O maior evento acontece nesta quinta em São Paulo e atrai milhares de evangélicos

por Leiliane Roberta Lopes – gospelprime –

Pastor lista motivos para não participar da Marcha para Jesus

A Marcha para Jesus é um evento interdenominacional promovido em diversas cidades brasileiras com apoio das mais diferentes igrejas, desde as mais tradicionais até neopentecostais como Renascer em Cristo que foi a denominação que trouxe a marcha para o Brasil.

Mas mesmo diante de um clima de união entre igrejas há pastores que vão contra este tipo de evento como é o caso do pastor Renato Vargens que listou cinco motivos que o fazem não participar da Marcha para Jesus.

Líder da  Igreja Cristã da Aliança, em Niterói (RJ), o religioso diz que participou uma única vez do evento há 20 anos e que depois disso nunca mais teve vontade de voltar a marchar.

Sua decisão de se afastar desse evento religioso foi explicada através de cinco razões, entre elas o fator teológico, pois para ele a Marcha diverge das Escrituras.

“Os organizadores do evento acreditam que através de atos proféticos uma nação pode ser transformada, o que do ponto de vista bíblico é inexequível”, diz Renato Vargens ao listar sua primeira razão.

Outra razão é o clima de entretenimento, os fiéis cantam, dançam e oram durante o percurso e no final assistem apresentações de artistas cristãos dos mais diferentes ritmos musicais.

“Do ponto de Vista das Escrituras, Deus jamais pode ser usado como fonte de lazer.
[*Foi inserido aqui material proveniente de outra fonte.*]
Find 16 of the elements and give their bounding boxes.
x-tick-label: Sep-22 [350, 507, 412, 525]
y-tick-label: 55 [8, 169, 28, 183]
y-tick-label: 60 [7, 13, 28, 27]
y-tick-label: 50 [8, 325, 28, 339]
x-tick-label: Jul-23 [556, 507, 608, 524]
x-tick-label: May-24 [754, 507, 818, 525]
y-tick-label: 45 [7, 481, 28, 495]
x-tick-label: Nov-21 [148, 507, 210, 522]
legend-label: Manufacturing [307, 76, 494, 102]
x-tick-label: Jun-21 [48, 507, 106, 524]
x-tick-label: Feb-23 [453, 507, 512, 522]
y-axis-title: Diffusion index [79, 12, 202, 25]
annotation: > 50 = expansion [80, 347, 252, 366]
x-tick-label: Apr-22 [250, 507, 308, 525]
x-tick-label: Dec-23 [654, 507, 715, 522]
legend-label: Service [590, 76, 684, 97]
A Igreja não foi chamada por Cristo para promover entretenimento”, critica o pastor. “O Evangelho com todas as suas implicações precisava ser pregado de forma simples e objetiva”.

O terceiro motivo pelo qual Renato Vargens não participa é que a “Marcha pra Jesus na maioria das vezes tem sido usada pra fins eleitoreiros onde objetivo final é eleger alguns irmãos inserindo-os nas câmaras municipais, Assembleias Legislativas, Congresso Nacional, e poder executivo”.

O religioso ainda cita que o evento “tem sido usado de forma comercial onde a ênfase se dá quase que exclusiva ao mercado gospel” e por fim diz que “na maioria das vezes a igreja marcha por nada”.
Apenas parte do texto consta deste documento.